Sadly the tennis-playing Catherine Verkhovnova—one of TRC’s present day characters–isn’t eligible for the tournament as it’s strictly men allowed (or aloud, if you’ve ever heard their grunting). Never mind—in The Ruthless Court, Catherine wins 6 straight matches on grass to reach the Wimbledon final against GB’s Georgie Gent, so she’s obviously more suited to grass than clay anyway. For those who can’t instantly recall, Georgie, (the player formerly known as Georgie Stoop) as well as being a character in The Ruthless Court, is also a very real person, as her sometime doubles partner Laura Robson will testify.

But back to Monte Carlo. The first tournament of the European clay season, this event is a favourite playground of player and fan alike, thanks to the Monte-Carlo Country Club being a ball’s throw away from a postcard-perfect sea. This casino of clay has boasted a royal flush of great champions over the decades with the roll of honour including Bjorn Borg, Ivan Lendl and Rafael Nadal. Attendance this year is guaranteed to be well in excess of 120,000 and each spectator is licking their lips at the prospect of an elite 56 man draw featuring many of the world’s best players.

Rafael Nadal will be chasing down an amazing seventh successive title here, after crushing compatriot Fernando Verdasco 6-0 6-1 in the 2010 final. Although World No. 3 Roger Federer has failed to win the tournament in his previous nine attempts, his participation in 2011’s proceedings is worth the gamble. After giving last year’s event a miss, Fed doesn’t have any points to defend—unlike many other visitors to Monaco, Roger’s coming to the table with nothing to lose.

No longer the djoker in the pack, Monte Carlo resident and man-about-town Novak Djokovic is pottering into the clay season off the back of a 26 match-winning streak stretching all the way back to last December and  including his January 2011 Australian Open victory.  Djoko has proven himself to be 2011’s King of the Hard Courts so far, but his hard-fought Miami Masters win against Nadal in the final on Sunday shows that an easy time against the King of Clay is something Djokovic knows better than to ever bet on. This is especially the case in Monaco’s best known place-to-be, where the Serb took his turn at losing the final to Nadal in 2009. Last year, Djokovic reached the semi-final, going down to Verdasco.

And what of Fernando Verdasco this year? He’ll once again be in the Principality, looking to build upon 2010’s run to the final, which was the first Masters final of his career. Other super players in the draw include Andy Murray and David Ferrer.  Murray’s wild card entry was announced on Monday, after it was originally thought that the Briton would be skipping Monaco’s delights and starting his clay season in beautiful Barcelona instead. After reclaiming his world 4. status in the latest rankings, Murray will be looking to stem a losing streak of four defeats. Ferrer lost to Nadal in last year’s Monte Carlo semi-final but has proven to be dangerous on clay.

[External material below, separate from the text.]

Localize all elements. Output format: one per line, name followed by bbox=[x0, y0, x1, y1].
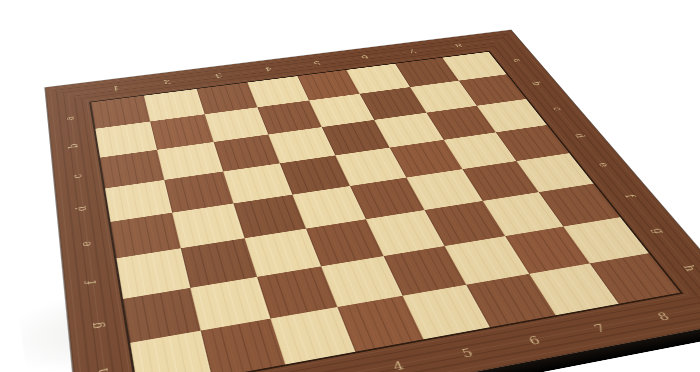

Nadal, Ferrer and Verdasco will be joined by compatriots such as Nicolas Almagro and Guillermo Garcia-Lopez. Meanwhile expect the home crowd to cheer on the likes of Frenchmen Gael Monfils, Jo-Wilfried Tsonga and Gilles Simon. Canadian young gun Milos Raonic, a revelation in the early part of this year, is aiming to use Monte Carlo to launch the European leg of his journey up the rankings.  Like Murray, Tomas Berdych is a top ten player with a wild card in his hand and a glint in his eye. But who’ll be left holding all the cards after the clay swing’s curtain-raising event? The only thing you can put your chips on is an amazing week of tennis with as many twists and turns as The Ruthless Court. The fun properly gets underway on Sunday 10th April, with the final bound to cause fireworks on Sunday 17th April.